16% denaturing polyacrylamide gel electrophoresis showing translesion bypass fidelity of EhDNApolA. 0.2 pmol of EhDNApolA were incubated with a set of substrates containing several DNA lesions. The reactions were carried out with four dNTPs or single dNTP addition. (A) 8-oxo guanosine (lanes 1 to 6). (B) abasic site (lanes 1 to 6). (C) 5 S-6R thymine glycol (lanes 1 to 6). (D) 5R-6S thymine glycol (lanes 1 to 6). The identity of each nucleotide is indicated in the figure.
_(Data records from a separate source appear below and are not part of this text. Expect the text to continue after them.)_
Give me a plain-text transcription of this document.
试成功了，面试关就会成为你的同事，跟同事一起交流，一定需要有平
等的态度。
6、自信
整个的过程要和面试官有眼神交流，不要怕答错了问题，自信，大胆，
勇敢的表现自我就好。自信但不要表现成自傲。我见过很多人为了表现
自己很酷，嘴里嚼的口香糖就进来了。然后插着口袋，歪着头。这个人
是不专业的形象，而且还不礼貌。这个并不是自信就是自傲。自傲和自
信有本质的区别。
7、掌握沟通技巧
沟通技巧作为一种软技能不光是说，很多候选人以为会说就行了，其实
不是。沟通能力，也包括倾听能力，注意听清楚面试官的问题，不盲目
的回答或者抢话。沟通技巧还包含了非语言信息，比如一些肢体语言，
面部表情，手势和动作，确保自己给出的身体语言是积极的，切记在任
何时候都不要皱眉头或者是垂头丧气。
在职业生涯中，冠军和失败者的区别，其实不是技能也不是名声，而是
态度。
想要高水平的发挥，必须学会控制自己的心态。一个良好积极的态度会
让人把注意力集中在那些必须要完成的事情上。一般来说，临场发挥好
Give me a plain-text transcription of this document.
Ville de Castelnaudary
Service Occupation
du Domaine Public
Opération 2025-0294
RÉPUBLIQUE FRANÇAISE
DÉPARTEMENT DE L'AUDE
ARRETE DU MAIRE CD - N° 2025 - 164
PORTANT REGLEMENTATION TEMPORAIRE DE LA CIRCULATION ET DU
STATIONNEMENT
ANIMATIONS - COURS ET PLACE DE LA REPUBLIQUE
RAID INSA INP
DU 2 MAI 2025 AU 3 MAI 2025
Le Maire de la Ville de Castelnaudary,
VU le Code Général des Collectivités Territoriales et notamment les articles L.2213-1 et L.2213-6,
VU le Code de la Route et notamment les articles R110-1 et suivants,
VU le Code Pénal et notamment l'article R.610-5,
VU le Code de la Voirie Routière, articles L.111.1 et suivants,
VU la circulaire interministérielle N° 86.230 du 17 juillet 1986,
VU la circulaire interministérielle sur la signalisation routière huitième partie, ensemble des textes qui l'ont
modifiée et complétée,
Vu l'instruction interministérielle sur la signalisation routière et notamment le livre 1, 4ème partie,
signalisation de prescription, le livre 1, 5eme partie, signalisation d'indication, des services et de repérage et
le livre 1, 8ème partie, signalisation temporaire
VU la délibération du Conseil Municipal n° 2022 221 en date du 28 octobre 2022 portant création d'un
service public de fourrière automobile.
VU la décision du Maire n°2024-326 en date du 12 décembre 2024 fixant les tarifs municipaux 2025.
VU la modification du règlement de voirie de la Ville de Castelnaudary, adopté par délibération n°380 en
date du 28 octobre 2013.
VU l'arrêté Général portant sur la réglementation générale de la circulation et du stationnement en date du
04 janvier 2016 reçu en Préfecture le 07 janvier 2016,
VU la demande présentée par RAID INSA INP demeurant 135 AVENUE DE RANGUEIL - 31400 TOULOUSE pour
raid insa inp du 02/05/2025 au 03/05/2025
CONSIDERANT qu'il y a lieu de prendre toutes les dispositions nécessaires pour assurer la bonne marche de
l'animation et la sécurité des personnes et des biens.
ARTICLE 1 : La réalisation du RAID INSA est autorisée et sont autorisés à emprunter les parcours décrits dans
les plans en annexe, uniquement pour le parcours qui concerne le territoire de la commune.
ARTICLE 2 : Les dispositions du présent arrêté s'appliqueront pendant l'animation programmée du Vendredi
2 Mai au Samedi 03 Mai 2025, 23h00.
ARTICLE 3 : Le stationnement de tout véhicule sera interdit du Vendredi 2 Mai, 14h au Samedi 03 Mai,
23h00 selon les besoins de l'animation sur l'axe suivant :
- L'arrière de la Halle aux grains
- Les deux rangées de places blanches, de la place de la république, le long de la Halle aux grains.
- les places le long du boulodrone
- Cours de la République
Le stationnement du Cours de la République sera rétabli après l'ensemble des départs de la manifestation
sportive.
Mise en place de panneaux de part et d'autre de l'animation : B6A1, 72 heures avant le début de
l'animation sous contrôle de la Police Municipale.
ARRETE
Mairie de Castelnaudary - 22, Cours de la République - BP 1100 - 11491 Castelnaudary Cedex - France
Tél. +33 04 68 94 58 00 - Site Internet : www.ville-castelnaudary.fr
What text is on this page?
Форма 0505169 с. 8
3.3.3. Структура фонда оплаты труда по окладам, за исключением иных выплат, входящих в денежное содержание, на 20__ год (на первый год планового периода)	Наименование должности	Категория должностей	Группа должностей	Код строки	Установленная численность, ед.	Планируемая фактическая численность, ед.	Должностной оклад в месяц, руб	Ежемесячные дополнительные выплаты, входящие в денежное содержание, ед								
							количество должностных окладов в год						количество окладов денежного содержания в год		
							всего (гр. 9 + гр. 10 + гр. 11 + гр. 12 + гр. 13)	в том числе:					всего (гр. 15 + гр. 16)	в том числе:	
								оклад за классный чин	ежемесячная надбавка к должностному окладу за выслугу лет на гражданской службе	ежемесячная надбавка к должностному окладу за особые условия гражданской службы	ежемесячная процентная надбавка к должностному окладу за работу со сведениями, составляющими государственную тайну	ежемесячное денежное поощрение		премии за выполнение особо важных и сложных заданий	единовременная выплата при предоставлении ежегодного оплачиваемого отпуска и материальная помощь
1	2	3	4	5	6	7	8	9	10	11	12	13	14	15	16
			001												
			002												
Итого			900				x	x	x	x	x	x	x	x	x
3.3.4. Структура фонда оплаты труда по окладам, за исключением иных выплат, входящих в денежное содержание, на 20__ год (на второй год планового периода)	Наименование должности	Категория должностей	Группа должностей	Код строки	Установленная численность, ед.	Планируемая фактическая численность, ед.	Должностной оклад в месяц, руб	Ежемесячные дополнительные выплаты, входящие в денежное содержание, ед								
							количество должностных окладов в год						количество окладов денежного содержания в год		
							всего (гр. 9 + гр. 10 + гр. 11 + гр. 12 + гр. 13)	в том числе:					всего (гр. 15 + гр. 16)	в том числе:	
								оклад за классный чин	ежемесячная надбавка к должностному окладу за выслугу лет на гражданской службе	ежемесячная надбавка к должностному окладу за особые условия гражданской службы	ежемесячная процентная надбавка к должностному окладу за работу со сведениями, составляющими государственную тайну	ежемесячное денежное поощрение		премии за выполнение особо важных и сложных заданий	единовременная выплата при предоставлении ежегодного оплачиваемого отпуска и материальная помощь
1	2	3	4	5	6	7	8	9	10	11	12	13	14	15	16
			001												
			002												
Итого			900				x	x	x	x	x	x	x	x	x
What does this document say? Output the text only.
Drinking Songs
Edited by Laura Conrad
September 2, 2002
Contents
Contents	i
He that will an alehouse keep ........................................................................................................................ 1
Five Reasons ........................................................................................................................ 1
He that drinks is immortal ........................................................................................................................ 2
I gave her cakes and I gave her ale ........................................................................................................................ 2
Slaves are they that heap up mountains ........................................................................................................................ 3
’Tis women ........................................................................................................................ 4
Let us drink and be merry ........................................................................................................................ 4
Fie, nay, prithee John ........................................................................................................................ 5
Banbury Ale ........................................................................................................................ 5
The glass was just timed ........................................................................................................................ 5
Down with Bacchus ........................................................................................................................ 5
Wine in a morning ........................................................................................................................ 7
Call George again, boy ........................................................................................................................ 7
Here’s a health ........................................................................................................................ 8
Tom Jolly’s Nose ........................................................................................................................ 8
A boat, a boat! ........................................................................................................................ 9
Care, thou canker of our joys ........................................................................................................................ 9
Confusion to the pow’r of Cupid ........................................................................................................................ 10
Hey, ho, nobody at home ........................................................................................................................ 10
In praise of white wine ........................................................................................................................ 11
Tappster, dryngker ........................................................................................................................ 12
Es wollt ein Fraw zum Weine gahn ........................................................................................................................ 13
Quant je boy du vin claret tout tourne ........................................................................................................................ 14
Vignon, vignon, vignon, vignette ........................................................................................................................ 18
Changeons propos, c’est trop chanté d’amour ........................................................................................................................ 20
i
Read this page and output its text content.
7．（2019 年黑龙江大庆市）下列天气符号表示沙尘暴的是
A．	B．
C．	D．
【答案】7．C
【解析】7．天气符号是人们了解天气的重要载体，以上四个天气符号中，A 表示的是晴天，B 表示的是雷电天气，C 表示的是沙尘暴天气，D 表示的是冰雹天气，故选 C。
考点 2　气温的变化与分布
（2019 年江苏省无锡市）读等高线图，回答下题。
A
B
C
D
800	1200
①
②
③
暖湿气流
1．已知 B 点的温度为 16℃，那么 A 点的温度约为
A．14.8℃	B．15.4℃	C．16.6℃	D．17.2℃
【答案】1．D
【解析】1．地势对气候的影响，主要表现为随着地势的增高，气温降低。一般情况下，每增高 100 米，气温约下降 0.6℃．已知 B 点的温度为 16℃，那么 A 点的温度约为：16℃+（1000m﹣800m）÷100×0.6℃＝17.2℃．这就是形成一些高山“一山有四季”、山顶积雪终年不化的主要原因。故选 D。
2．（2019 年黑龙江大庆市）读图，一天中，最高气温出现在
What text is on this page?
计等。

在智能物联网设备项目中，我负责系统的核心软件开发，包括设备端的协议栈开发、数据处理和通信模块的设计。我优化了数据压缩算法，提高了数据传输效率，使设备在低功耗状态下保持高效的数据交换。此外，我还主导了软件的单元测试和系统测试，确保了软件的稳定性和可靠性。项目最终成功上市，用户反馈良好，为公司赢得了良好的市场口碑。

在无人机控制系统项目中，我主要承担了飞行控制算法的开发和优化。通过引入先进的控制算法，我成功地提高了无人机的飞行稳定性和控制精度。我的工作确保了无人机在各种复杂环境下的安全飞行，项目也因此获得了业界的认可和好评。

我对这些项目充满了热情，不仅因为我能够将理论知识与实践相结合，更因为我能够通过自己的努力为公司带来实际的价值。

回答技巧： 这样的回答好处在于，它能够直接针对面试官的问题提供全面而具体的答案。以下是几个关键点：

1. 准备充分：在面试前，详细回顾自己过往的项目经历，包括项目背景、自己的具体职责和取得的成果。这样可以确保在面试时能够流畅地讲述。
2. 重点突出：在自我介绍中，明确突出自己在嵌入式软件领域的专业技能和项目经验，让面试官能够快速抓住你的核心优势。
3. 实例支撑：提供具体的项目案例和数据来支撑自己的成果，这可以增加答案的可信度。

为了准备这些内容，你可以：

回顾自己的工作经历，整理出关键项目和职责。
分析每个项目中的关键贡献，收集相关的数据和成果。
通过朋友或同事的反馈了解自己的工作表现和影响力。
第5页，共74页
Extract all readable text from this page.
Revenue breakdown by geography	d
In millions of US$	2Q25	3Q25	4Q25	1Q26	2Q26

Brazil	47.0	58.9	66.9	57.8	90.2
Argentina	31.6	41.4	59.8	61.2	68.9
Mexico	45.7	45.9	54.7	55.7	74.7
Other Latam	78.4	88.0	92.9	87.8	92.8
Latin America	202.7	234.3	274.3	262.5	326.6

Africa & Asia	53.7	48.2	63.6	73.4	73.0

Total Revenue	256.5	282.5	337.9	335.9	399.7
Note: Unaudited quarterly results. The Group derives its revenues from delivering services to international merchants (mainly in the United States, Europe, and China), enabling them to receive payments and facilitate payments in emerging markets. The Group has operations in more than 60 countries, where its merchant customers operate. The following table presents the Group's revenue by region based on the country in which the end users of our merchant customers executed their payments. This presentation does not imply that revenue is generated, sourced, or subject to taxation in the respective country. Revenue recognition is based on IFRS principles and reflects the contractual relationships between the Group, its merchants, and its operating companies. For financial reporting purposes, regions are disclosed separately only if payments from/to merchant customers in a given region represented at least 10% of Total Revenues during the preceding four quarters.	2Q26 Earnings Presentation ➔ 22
The length of the substrates, single nucleotide extensions and full-length products are indicated by arrows.
Figure 7.
Cellular identification and localization of EhDNApolA.
(A) RT-PCR using total RNA from E. histolytica trophozoites grown in basal culture conditions 1% Agarose gel stained with ethidium bromide showing the RT-PCR products of motifs A (lane 3) and C (lane 4) of the EhDNApolA gene. The RT-PCR product of the actin gene control is shown in lane 2. (B) Immunodetection of EhDNApolA. Western blot assays using, cytoplasmic extracts (lane 1), and nuclear extracts (lane 2) of E. histolytica's trozophoites against mouse polyclonal anti- EhDNApolA antibodies (upper pannel). Control using mouse polyclonal anti-actin antibodies (middle panel) and anti- C/EBPβ antibodies (lower panel) (C–F) Cellular localization of EhDNApolA analyzed by confocal immunofluorescence microscopy. (C) Nomarsky image of a single E. histolytica cell stained with 4′,6-diamidino-2-phenylindole (DAPI) and incubated with anti-EhDNApolA antibodies treated with FITC-labeled secondary antibodies (D) fluorescence signal generated by DAPI (E) fluorescence signal generated by the binding of the FITC-conjugated antibody to anti-EhDNApol A antibody (F) Merge image of the fluorescence emitted by DAPI and FITC.